(1) Model method Adult animals are anesthetized and fixed. The abdomen is opened along the midline of the abdomen, and a purse-string suture is made on the inferior vena cava above the renal vein with a 5-0 vascular suture. After finding the portal vein from the root of the small mesentery, it is freed from the hepatic portal to the level of the splenic vein, and the portal vein collateral branches are ligated and cut. Heparin was injected intravenously with 100 U/kg body weight. Clamp the portal vein at the level of the splenic vein, then clamp, cut and ligate under the fork of the portal part of the portal vein. Insert a shunt tube with anticoagulant down into the portal vein to the level of the splenic vein and ligate and fix it, insert the inferior vena cava through the purse-string upwards, and tighten the purse-string suture. Before inserting the inferior vena cava, a non-invasive vascular clamp was used to block the blood flow of the inferior vena cava at the upper and lower sides of the purse-string suture. The common bile duct is freed from the hepatoduodenal ligament, and then the hepatoduodenal ligament is double-ligated close to the duodenum to block all the hepatic arteries. Or after laparotomy, free the portal vein and inferior vena cava, perform end-to-side anastomosis or side-to-side anastomosis of the portal vein and inferior vena cava, and then close the hepatic artery on this basis. Rats can directly clamp the hepatic artery temporarily with a vascular clip, and experimental dogs or pigs can undergo a second operation 24 hours after the portal vena cava anastomosis to temporarily clamp the hepatic artery for 4-6 hours. Throughout the process of model making and experimentation, the animal’s blood pressure, pulse, and consciousness were continuously observed, and the time of death was recorded. At the same time, blood was drawn dynamically to prepare serum for liver function testing, and liver tissues were taken for morphological examination.

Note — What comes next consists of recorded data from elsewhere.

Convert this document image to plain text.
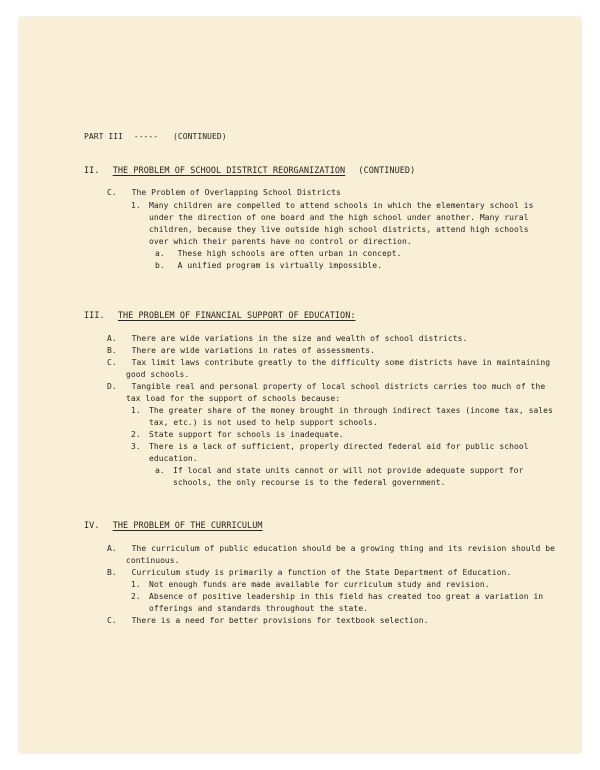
PART III ----- (CONTINUED)
II. THE PROBLEM OF SCHOOL DISTRICT REORGANIZATION (CONTINUED)
C. The Problem of Overlapping School Districts
1. Many children are compelled to attend schools in which the elementary school is
under the direction of one board and the high school under another. Many rural
children, because they live outside high school districts, attend high schools
over which their parents have no control or direction.
a. These high schools are often urban in concept.
b. A unified program is virtually impossible.
III. THE PROBLEM OF FINANCIAL SUPPORT OF EDUCATION:
A. There are wide variations in the size and wealth of school districts.
B. There are wide variations in rates of assessments.
C. Tax limit laws contribute greatly to the difficulty some districts have in maintaining
good schools.
D. Tangible real and personal property of local school districts carries too much of the
tax load for the support of schools because:
1. The greater share of the money brought in through indirect taxes (income tax, sales
tax, etc.) is not used to help support schools.
2. State support for schools is inadequate.
3. There is a lack of sufficient, properly directed federal aid for public school
education.
a. If local and state units cannot or will not provide adequate support for
schools, the only recourse is to the federal government.
IV. THE PROBLEM OF THE CURRICULUM
A. The curriculum of public education should be a growing thing and its revision should be
continuous.
B. Curriculum study is primarily a function of the State Department of Education.
1. Not enough funds are made available for curriculum study and revision.
2. Absence of positive leadership in this field has created too great a variation in
offerings and standards throughout the state.
C. There is a need for better provisions for textbook selection.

(2) Features of the model 30-60 minutes after the blood flow into the liver is completely blocked, the animals begin to restlessly and gradually enter a state of hepatic coma, the systolic blood pressure gradually decreases with time, and all of them die within 75-155h. The liver of dead animals was dark red, dull, and scattered with purple patches. Since the blood supply to the liver was blocked, the animal serum ALT, AST, LDH, and NH3 gradually increased, PT gradually increased, while fibrinogen (FIB) and GLU gradually decreased. The microscope showed that 2 hours after the hepatic blood flow was blocked, the Disch space was significantly expanded, the central vein collapsed, the intracytoplasmic vacuolar degeneration of the liver, the pyknosis of the nucleus, the disappearance of nucleoli, and the homogenization of glycogen particles in the cytoplasm Facial endoplasmic reticulum degranulates, mitochondrial edema, partial dissolution, nuclear chromatin accumulation, nuclear deformation, formation of pseudo-inclusion bodies in the nucleus; unrecognizable liver lobule structure in animals with liver failure, disordered liver cell arrangement, liver plate dissociation, and focal appearance And spot flaky liver cell necrosis.
(3) Comparative Medicine The acute liver ischemia model is currently an ideal animal model for inducing acute liver failure. Its surgical procedures include portal vena cava anastomosis and donor hepatic artery ligation. Among them, the donor hepatic artery ligation includes two methods: thorough ligation and temporary clamping. The former refers to the complete clamp or ligation and occlusion of the portal vein and hepatic artery, which is a complete blood supply block model. This model animal generally has a short time of death, has characteristics similar to the liver removal model, and is irreversible, so it is only suitable for short-term evaluation of in vitro bioartificial liver support systems, or for the study of intracranial pressure and cerebral edema related to acute liver failure The change. In the latter, after the portal vena cava anastomosis, the hepatic blood vessels are temporarily clamped by clamp or suspension wire pulling. After the acute liver ischemia leads to liver failure, the liver is released and the blood supply to the liver is restored. Ischemic model. Since the interval between anastomosis and hepatic artery ligation determines the number of collateral circulations, the latter has a significant correlation with the degree of acute liver failure and the time of death. Therefore, anastomosis and hepatic artery ligation The time interval is the key to the preparation of the model. Because this model is potentially reversible, it is suitable for longer-term bioartificial liver support experiments and observations. At present, most bioartificial liver animal experiments use this method, which is the most ideal surgical model at present.